In 2019, we are exploring energy. How it affects us physically, mentally and spiritually. We have hooked up with a series of experts who will set an experiment every month to help us discover a way of managing our energy.

In February, we are looking at a super important mental and physical topic – SLEEP.

As humans we need to SLEEP and most of us love it. However, with the lack of education and by default, misunderstandings, we find it increasingly difficult to develop and enjoy its natural mental and physical recovery benefits; recovered and energised to make the most of every day.

In any 24 hours we ideally need 30% in recovery (30% in a lifetime). However, unlike the other two health pillars, exercise and nutrition, SLEEP has never been explored to the same levels and yet it demands the most of our time.

Without awareness, SLEEP can be a complex process. There are so many variables. We are all different in so many ways and adopt ongoing lifestyle and occupational choices that add to that complexity. The key to unlock this knowledge? Redefine your everyday approach to recovery.

For example, adopting a Monophasic, 8-hour single period of nocturnal SLEEP was forced upon us by the Industrial Revolution. An approach which had never played a role in human recovery before that point.

Before the Industrial Revolution, humans always recovered SLEEP in a Polyphasic approach. Recovering in shorter periods more often because they were more aligned with the everyday Circadian Rhythms that remain with us today.

Our experiment for February is to move from Monophasic SLEEP towards Polyphasic SLEEP. This experiment will be headed up by Nick Littlehales, a world re-nowned Elite Sports SLEEP Recovery Coach for over 22 years. Nick will share some of his game changing proven R90 Recovery Techniques as used by elite athletes and high achieving individuals globally as well as people in all walks of life.

Nick’s best-selling book SLEEP - The Myth of 8 hours the power of Naps and the New Plan to Recharge Your Body and Mind reveals his journey and how you can transform your sleep to unlock higher more sustainable levels of mental and physical recovery to improve your performance at work and play.

Februarys experiment will be a real-time journey into redefining your everyday performance approach.

Step 1:

Identify with your genetic Chronotype (personal sleep recovery characteristic aligned with the Circadian Rhythm of your time zone.)

A lark morning type, AM'er, feels most energised from Sunrise to Midday.

An Owl evening type, PM'er, feels most energised from Midday to Evening.

Step 2:

Identify your natural most Consistent Wake Time (CWT) based on your Chronotype, not your occupation.

Example - 6.30am (AM'er) is the most natural wake time (not based on when have to get up for work.)

Then break your 24-hour clock into 16 x 90-minute cycles (periods) from that 6:30am wake time. If your schedule means you need to be at work for say, 7am, then you would get up at 5am (90 mins before CWT.) Don’t worry you are thinking differently now and will make up the recovery time later!

Step 3:

Thinking Polyphasic! Introduce a short break every 90mins. Aiming for a bigger one midday and/or early eve if possible.

First 90 minutes after waking and every 90 minutes thereafter. So, for the 6:30 CWT this could be, for example:
12:00 - 30 min sleep, rest, gentle walk, zone out or meditate


17:00 - 30 min sleep, rest, gentle walk, zone out or meditate.

Every 90 minutes there also could be a short break of say 5 mins to rest the brain.

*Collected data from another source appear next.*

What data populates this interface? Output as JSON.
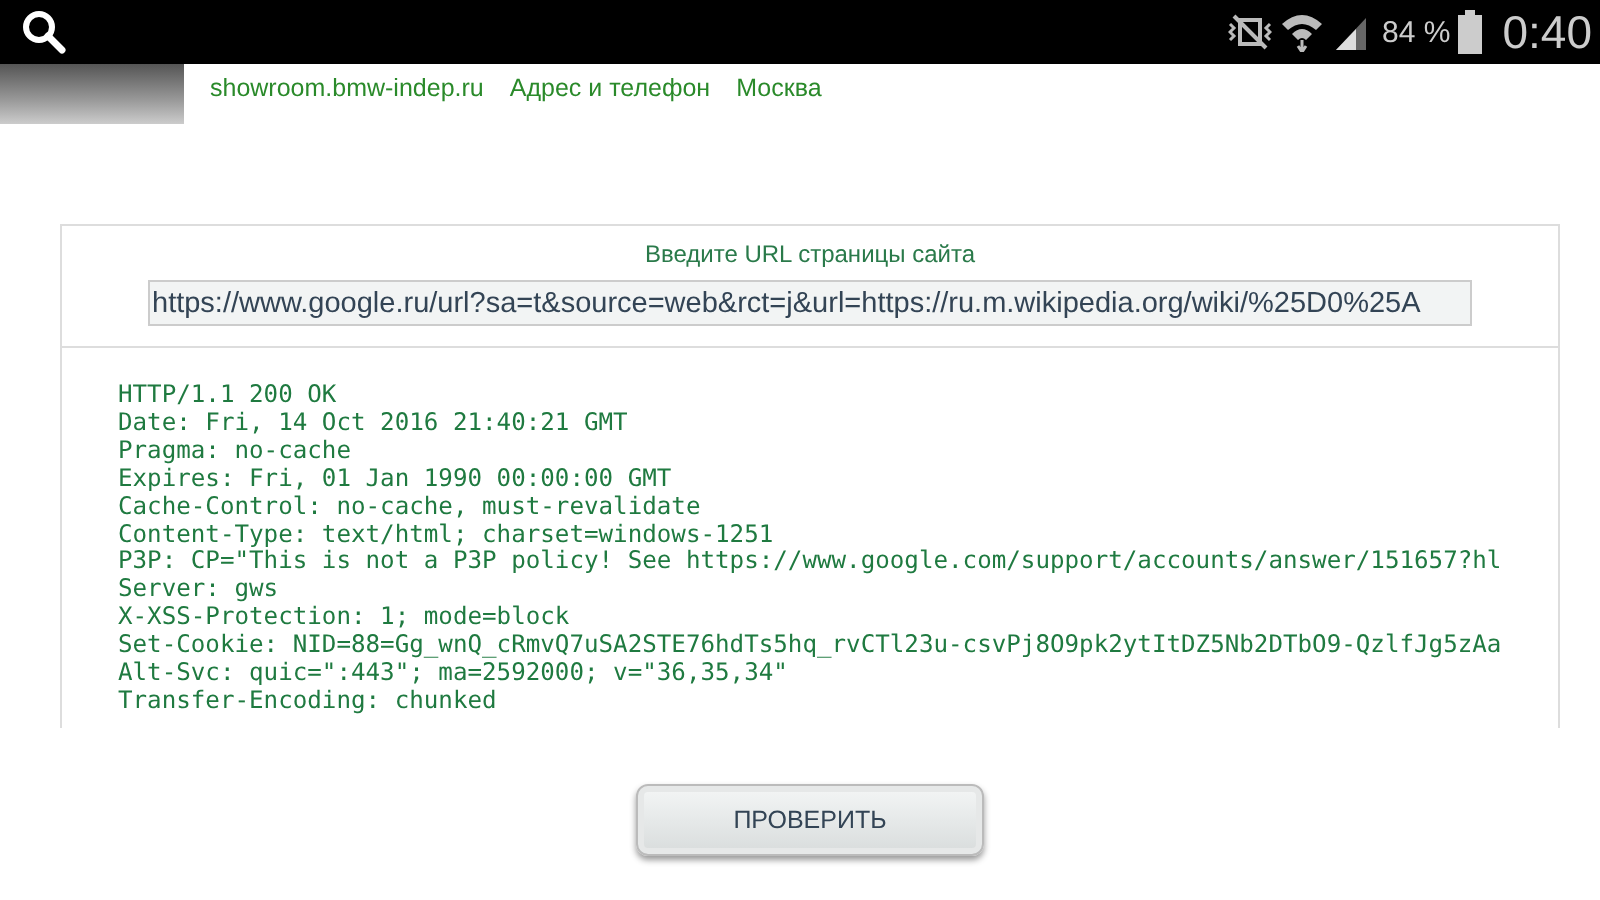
{
  "status_bar": {
    "battery_percent": "84 %",
    "time": "0:40"
  },
  "result_links": [
    "showroom.bmw-indep.ru",
    "Адрес и телефон",
    "Москва"
  ],
  "url_form": {
    "label": "Введите URL страницы сайта",
    "value": "https://www.google.ru/url?sa=t&source=web&rct=j&url=https://ru.m.wikipedia.org/wiki/%25D0%25A"
  },
  "response_headers": [
    "HTTP/1.1 200 OK",
    "Date: Fri, 14 Oct 2016 21:40:21 GMT",
    "Pragma: no-cache",
    "Expires: Fri, 01 Jan 1990 00:00:00 GMT",
    "Cache-Control: no-cache, must-revalidate",
    "Content-Type: text/html; charset=windows-1251",
    "P3P: CP=\"This is not a P3P policy! See https://www.google.com/support/accounts/answer/151657?hl",
    "Server: gws",
    "X-XSS-Protection: 1; mode=block",
    "Set-Cookie: NID=88=Gg_wnQ_cRmvQ7uSA2STE76hdTs5hq_rvCTl23u-csvPj8O9pk2ytItDZ5Nb2DTbO9-QzlfJg5zAa",
    "Alt-Svc: quic=\":443\"; ma=2592000; v=\"36,35,34\"",
    "Transfer-Encoding: chunked"
  ],
  "check_button": "ПРОВЕРИТЬ"
}
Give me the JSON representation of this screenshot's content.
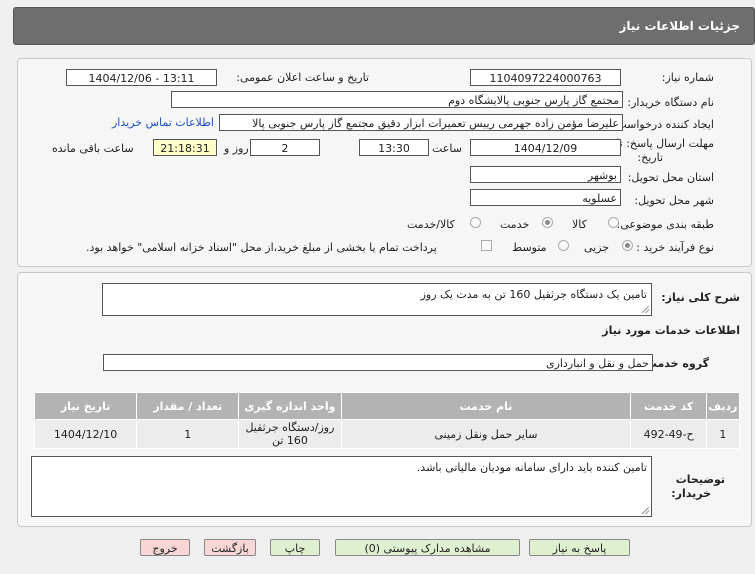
{
  "header": {
    "title": "جزئیات اطلاعات نیاز"
  },
  "form": {
    "need_number_label": "شماره نیاز:",
    "need_number": "1104097224000763",
    "announce_label": "تاریخ و ساعت اعلان عمومی:",
    "announce_value": "1404/12/06 - 13:11",
    "buyer_label": "نام دستگاه خریدار:",
    "buyer_value": "مجتمع گاز پارس جنوبی  پالایشگاه دوم",
    "creator_label": "ایجاد کننده درخواست:",
    "creator_value": "علیرضا مؤمن زاده جهرمی رییس تعمیرات ابزار دقیق مجتمع گاز پارس جنوبی  پالا",
    "contact_link": "اطلاعات تماس خریدار",
    "deadline_label_1": "مهلت ارسال پاسخ: تا",
    "deadline_label_2": "تاریخ:",
    "deadline_date": "1404/12/09",
    "time_label": "ساعت",
    "deadline_time": "13:30",
    "days_value": "2",
    "days_label": "روز و",
    "remaining_value": "21:18:31",
    "remaining_label": "ساعت باقی مانده",
    "province_label": "استان محل تحویل:",
    "province_value": "بوشهر",
    "city_label": "شهر محل تحویل:",
    "city_value": "عسلویه",
    "category_label": "طبقه بندی موضوعی:",
    "category_options": [
      "کالا",
      "خدمت",
      "کالا/خدمت"
    ],
    "category_selected": "خدمت",
    "purchase_label": "نوع فرآیند خرید :",
    "purchase_options": [
      "جزیی",
      "متوسط"
    ],
    "purchase_selected": "جزیی",
    "payment_note": "پرداخت تمام یا بخشی از مبلغ خرید،از محل \"اسناد خزانه اسلامی\" خواهد بود."
  },
  "details": {
    "description_label": "شرح کلی نیاز:",
    "description_value": "تامین یک دستگاه جرثقیل 160 تن به مدت یک روز",
    "services_heading": "اطلاعات خدمات مورد نیاز",
    "service_group_label": "گروه خدمت:",
    "service_group_value": "حمل و نقل و انبارداری",
    "table": {
      "headers": [
        "ردیف",
        "کد خدمت",
        "نام خدمت",
        "واحد اندازه گیری",
        "تعداد / مقدار",
        "تاریخ نیاز"
      ],
      "rows": [
        {
          "row": "1",
          "code": "ح-49-492",
          "name": "سایر حمل ونقل زمینی",
          "unit_1": "روز/دستگاه جرثقیل",
          "unit_2": "160 تن",
          "qty": "1",
          "date": "1404/12/10"
        }
      ]
    },
    "notes_label_1": "توضیحات",
    "notes_label_2": "خریدار:",
    "notes_value": "تامین کننده باید دارای سامانه مودیان مالیاتی باشد."
  },
  "buttons": {
    "reply": "پاسخ به نیاز",
    "attachments": "مشاهده مدارک پیوستی (0)",
    "print": "چاپ",
    "back": "بازگشت",
    "exit": "خروج"
  }
}
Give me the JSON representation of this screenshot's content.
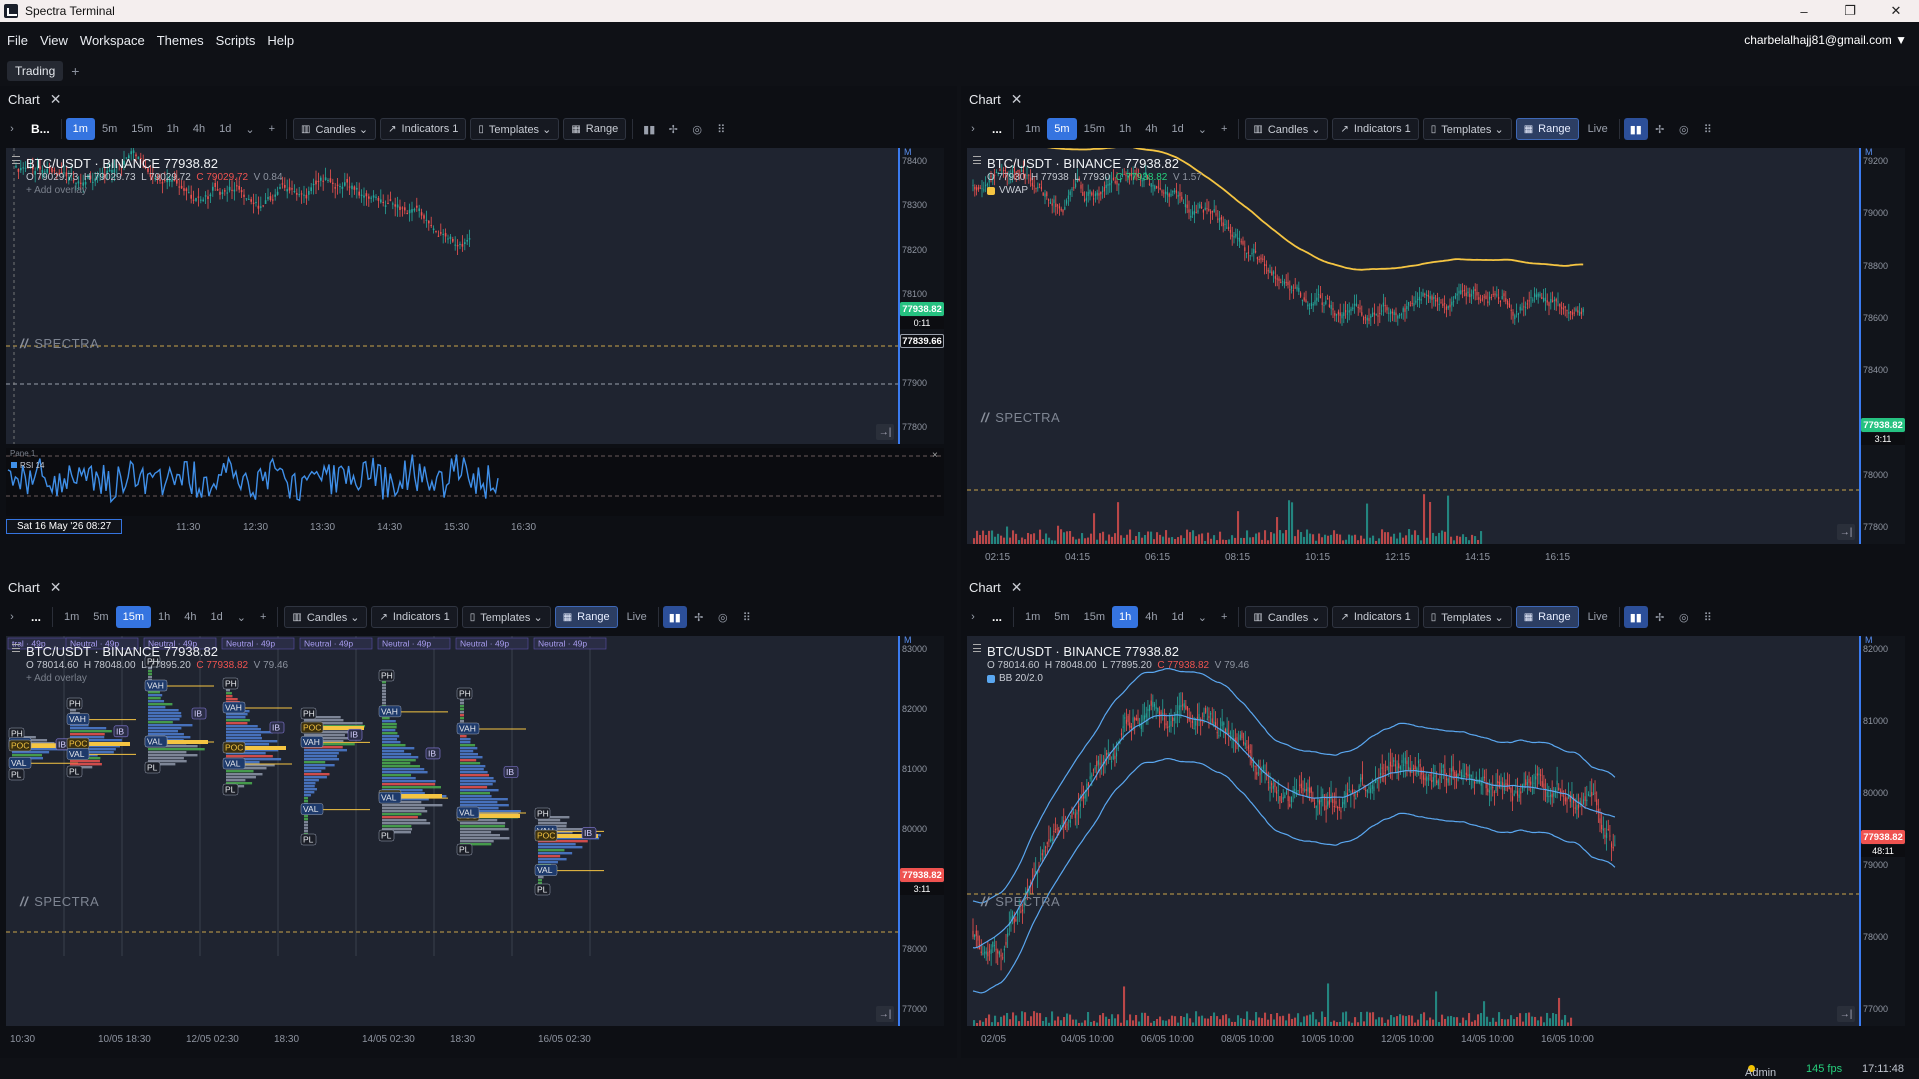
{
  "window": {
    "title": "Spectra Terminal",
    "controls": [
      "–",
      "❐",
      "✕"
    ]
  },
  "menu": [
    "File",
    "View",
    "Workspace",
    "Themes",
    "Scripts",
    "Help"
  ],
  "account": "charbelalhajj81@gmail.com ▼",
  "workspace": {
    "tab": "Trading",
    "add": "+"
  },
  "common": {
    "chart_title": "Chart",
    "close": "✕",
    "expand": "›",
    "timeframes": [
      "1m",
      "5m",
      "15m",
      "1h",
      "4h",
      "1d"
    ],
    "more_tf": "⌄",
    "add": "+",
    "candles": "Candles ⌄",
    "indicators": "Indicators 1",
    "templates": "Templates ⌄",
    "range": "Range",
    "live": "Live",
    "watermark": "SPECTRA",
    "add_overlay": "+ Add overlay",
    "symbol": "BTC/USDT · BINANCE  77938.82",
    "scroll_end": "→|",
    "price_axis_mode": "M"
  },
  "panels": [
    {
      "symbol_btn": "B...",
      "active_tf": "1m",
      "ohlc": {
        "o": "O 79029.73",
        "h": "H 79029.73",
        "l": "L 79029.72",
        "c": "C 79029.72",
        "v": "V 0.84"
      },
      "indicator": "",
      "price_ticks": [
        "78400",
        "78300",
        "78200",
        "78100",
        "78000",
        "77900",
        "77800"
      ],
      "tag": "77938.82",
      "tag_color": "#26c281",
      "countdown": "0:11",
      "tag2": "77839.66",
      "time_ticks": [
        "11:30",
        "12:30",
        "13:30",
        "14:30",
        "15:30",
        "16:30"
      ],
      "date_chip": "Sat 16 May '26 08:27",
      "rsi_title": "Pane 1",
      "rsi_label": "RSI 14"
    },
    {
      "symbol_btn": "...",
      "active_tf": "5m",
      "ohlc": {
        "o": "O 77930",
        "h": "H 77938",
        "l": "L 77930",
        "c": "C 77938.82",
        "v": "V 1.57"
      },
      "indicator": "VWAP",
      "price_ticks": [
        "79200",
        "79000",
        "78800",
        "78600",
        "78400",
        "78200",
        "78000",
        "77800"
      ],
      "tag": "77938.82",
      "tag_color": "#26c281",
      "countdown": "3:11",
      "time_ticks": [
        "02:15",
        "04:15",
        "06:15",
        "08:15",
        "10:15",
        "12:15",
        "14:15",
        "16:15"
      ]
    },
    {
      "symbol_btn": "...",
      "active_tf": "15m",
      "ohlc": {
        "o": "O 78014.60",
        "h": "H 78048.00",
        "l": "L 77895.20",
        "c": "C 77938.82",
        "v": "V 79.46"
      },
      "indicator": "",
      "price_ticks": [
        "83000",
        "82000",
        "81000",
        "80000",
        "79000",
        "78000",
        "77000"
      ],
      "tag": "77938.82",
      "tag_color": "#ef5350",
      "countdown": "3:11",
      "time_ticks": [
        "10:30",
        "10/05 18:30",
        "12/05 02:30",
        "18:30",
        "14/05 02:30",
        "18:30",
        "16/05 02:30"
      ],
      "session_label": "Neutral · 49p",
      "session_label_first": "tral · 49p",
      "profile_labels": {
        "ph": "PH",
        "vah": "VAH",
        "poc": "POC",
        "val": "VAL",
        "pl": "PL",
        "ib": "IB"
      }
    },
    {
      "symbol_btn": "...",
      "active_tf": "1h",
      "ohlc": {
        "o": "O 78014.60",
        "h": "H 78048.00",
        "l": "L 77895.20",
        "c": "C 77938.82",
        "v": "V 79.46"
      },
      "indicator": "BB 20/2.0",
      "price_ticks": [
        "82000",
        "81000",
        "80000",
        "79000",
        "78000",
        "77000"
      ],
      "tag": "77938.82",
      "tag_color": "#ef5350",
      "countdown": "48:11",
      "time_ticks": [
        "02/05",
        "04/05 10:00",
        "06/05 10:00",
        "08/05 10:00",
        "10/05 10:00",
        "12/05 10:00",
        "14/05 10:00",
        "16/05 10:00"
      ]
    }
  ],
  "status": {
    "user": "Admin",
    "fps": "145 fps",
    "time": "17:11:48"
  }
}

When taking a break, put an alarm on so you might get 15-20 mins sleep within that time and are not worrying if time has gone over. Allocate the full 30 minutes if you can, but at the very least 5 mins would be okay on day where it’s not feasible. If sleep not available, walk, sit quietly or just zone out.

For the whole day for this example above, it would mean say 4 cycles of 90 min sleep at night and then with one rest during the day, that adds another cycle. (even if only rested for 30 mins or less). To total 5 cycles a day.

The secret is to worry less about sleep and introduce a new recovery structure around your natural 90 min rhythms. If it goes wrong one day, make it up on the next day. Look at the week as a whole - aiming to get 35 cycles of recovery over 7 days.

Step 4:

Record your energy levels and how it affects your wellbeing.

Nick also advises that you get more aligned with light. Key human functions are triggered by light and dark. External light (daylight) is so much stronger than internal lights. Download a FREE LUX light meter to your device and discover your everyday light exposure. Increasing and decreasing exposure throughout the seasonal shifts is a key recovery technique.

You can buy Nick’s book here. Also available in 15 languages and audible @sportsleepcoach

By redefining our approach to recovery, we have a far greater chance to feel more energised, motivated and alive!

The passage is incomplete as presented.